Since I didn’t check her weight regularly, I am guessing that she gained about 30 pounds in a year from the age of 12 to 13. By not checking her weight regularly, I also missed this steep weight gain as it was happening–more than half a pound a week.

Why was I afraid to put her on a scale? Eating disorders and self-esteem issues. I didn’t want her to tie her self-worth to a number on a scale. I didn’t want to create the impression that food was bad because it was making the number on the scale go up, or that it might be a good idea to starve herself to get to a lower number. When Juliana was 9, her BMI had spiked up again. I asked a family therapist about using a scale with a 9 year old, and she was emphatically against it, for the same sorts of reasons.

For some kids and teens not using a scale might be the right answer. But, the scale is a very valuable tool. Information from the scale allows you, as your child’s coach, to continually tweak what you are doing to help your child achieve a healthy weight. If your eating plan is effective, the numbers on the scale will demonstrate that by going down. If it isn’t, they won’t.

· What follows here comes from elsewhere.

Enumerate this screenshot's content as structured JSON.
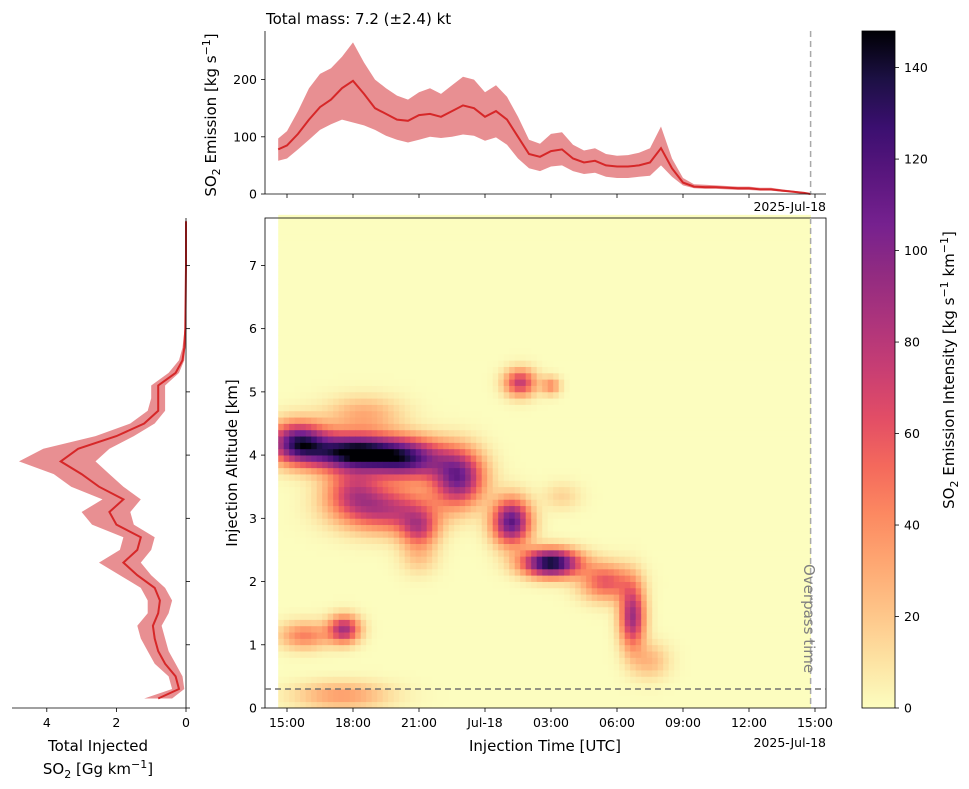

Yes, I know, muscle weighs more than fat and takes up less space. Your child could be adding muscle, staying the same weight, but slimming down. Could be. But unless he or she is on an exercise program that would justify a belief in added muscle, I would be wary of hoping that is happening, simply because the hope delays making tweaks to your eating plan to improve its effectiveness.

What about body composition measurements? We tried a home body fat monitor, but the numbers varied too much day to day to give useful information about the effectiveness of the eating plan. Unlike with a scale, there is far too much variation in the measurements of the body fat monitor from day to day to know if you are losing body fat. Juliana’s measurements bounced up and down between 25% and 35% from day to day.

We started with weekly weigh-ins, which was the procedure on the Packard pediatric weight control program. But now we weigh in daily, because we don’t want to waste time on a losing strategy. She feels great eating low carb, and she’ll eat this way the rest of her life, and yes, eventually she’ll reach her goal weight one way or the other; but she still wants to slim down without wasting time. I think everyone does. So if you can use the scale as a tool, and not obsess over the number, you should.  Juliana is doing well with the information from a daily weigh-in.  You have to judge for yourself whether using the scale is going to do more harm than good for your child.